3) La terza è la lisciviazione di terreni e rocce. Il flusso idrico sotterraneo contribuisce a solubilizzare, in determinate condizioni idrogeologiche, sostanze che incrementano la salinità delle acque sotterranee.
4) La quarta è imputabile all’attività umana e si realizza secondo i modi più vari. Ad esempio, gli alti tassi di cloruri riscontrati in alcune acque di falda possono essere messi in relazione con gli scarichi di consistenti allevamenti zootecnici. Si può distinguere il tipo d’inquinamento salino antropico in industriale, civile, agricolo e zootecnico.

Le soluzioni

Ovviamente non tutto è perduto, ci sono ancora margini d’intervento per evitare la catastrofe: per prima cosa è necessario rivedere regolamenti e leggi regionali che autorizzano la perforazione dei suoli in prossimità delle coste per realizzare pozzi artificiali; a tal proposito si ricorda che in Italia vige, oltre ai regolamenti e alle leggi regionali, la legge nazionale n.36 del 5/1/1994, la quale stabilisce che tutte le acque, profonde e superficiali (escluse quelle piovane) sono pubbliche e pertanto gli usi produttivi (non domestici) devono essere assoggettati a concessione. Pertanto chi possiede un pozzo deve essere in possesso di concessione. Per scavarne uno nuovo è necessaria la richiesta e l’approvazione della concessione appropriata, in cui si specifica l’utenza e la portata massima consentita.
È necessario bloccare o limitare nuove richieste di apertura pozzi, se in prossimità del mare (a distanze variabili, fino a 1 o 2 km dalla linea costiera), valutando anche la composizione geologica del terreno e la portata accertata della vena d’acqua sotterranea. Inoltre vanno vietate e sanzionate irrigazioni di coltivazioni agricole durante le ore più calde della giornata.

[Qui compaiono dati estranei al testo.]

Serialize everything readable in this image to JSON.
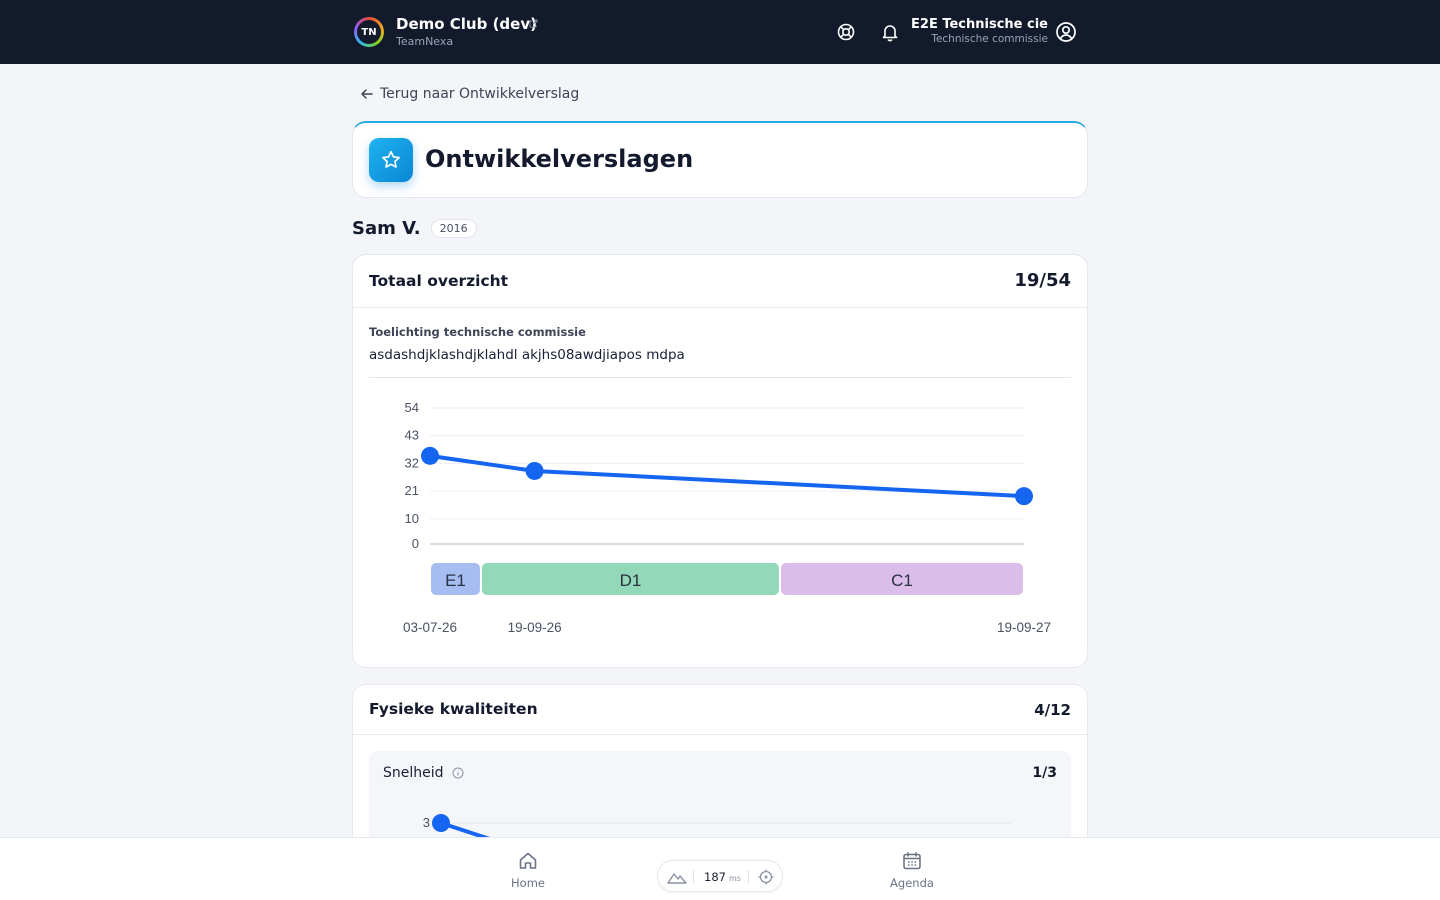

Si calcola che più di un quarto dell’acqua sparata sui campi nelle ore di massima calura si disperde nell’aria come evaporazione. Le annaffiature, se strettamente necessarie, durante giorni di calura dovranno essere autorizzate solo all’alba o al calar del Sole.

Poi ci sono interventi più efficaci capaci di riportare l’equilibrio tra acque dolci di falda in uscita verso il mare e acque marine pronte a risalire in falda. L’Atena Consulting, una delle società verdi associate ad Accademia Kronos, ha progettato tra il 2010 e il 2011 una rete di dissalatori ad energia solare aventi lo scopo di fornire acqua dolce alle coltivazioni in prossimità delle coste e rimpinguare le falde acquifere (al fine di evitare ulteriori intrusioni di acqua marina nei terreni costieri). Tale progetto è rimasto nel cassetto, tuttavia è ancora valido oggi e si può applicare nelle regioni italiane a rischio desertificazione.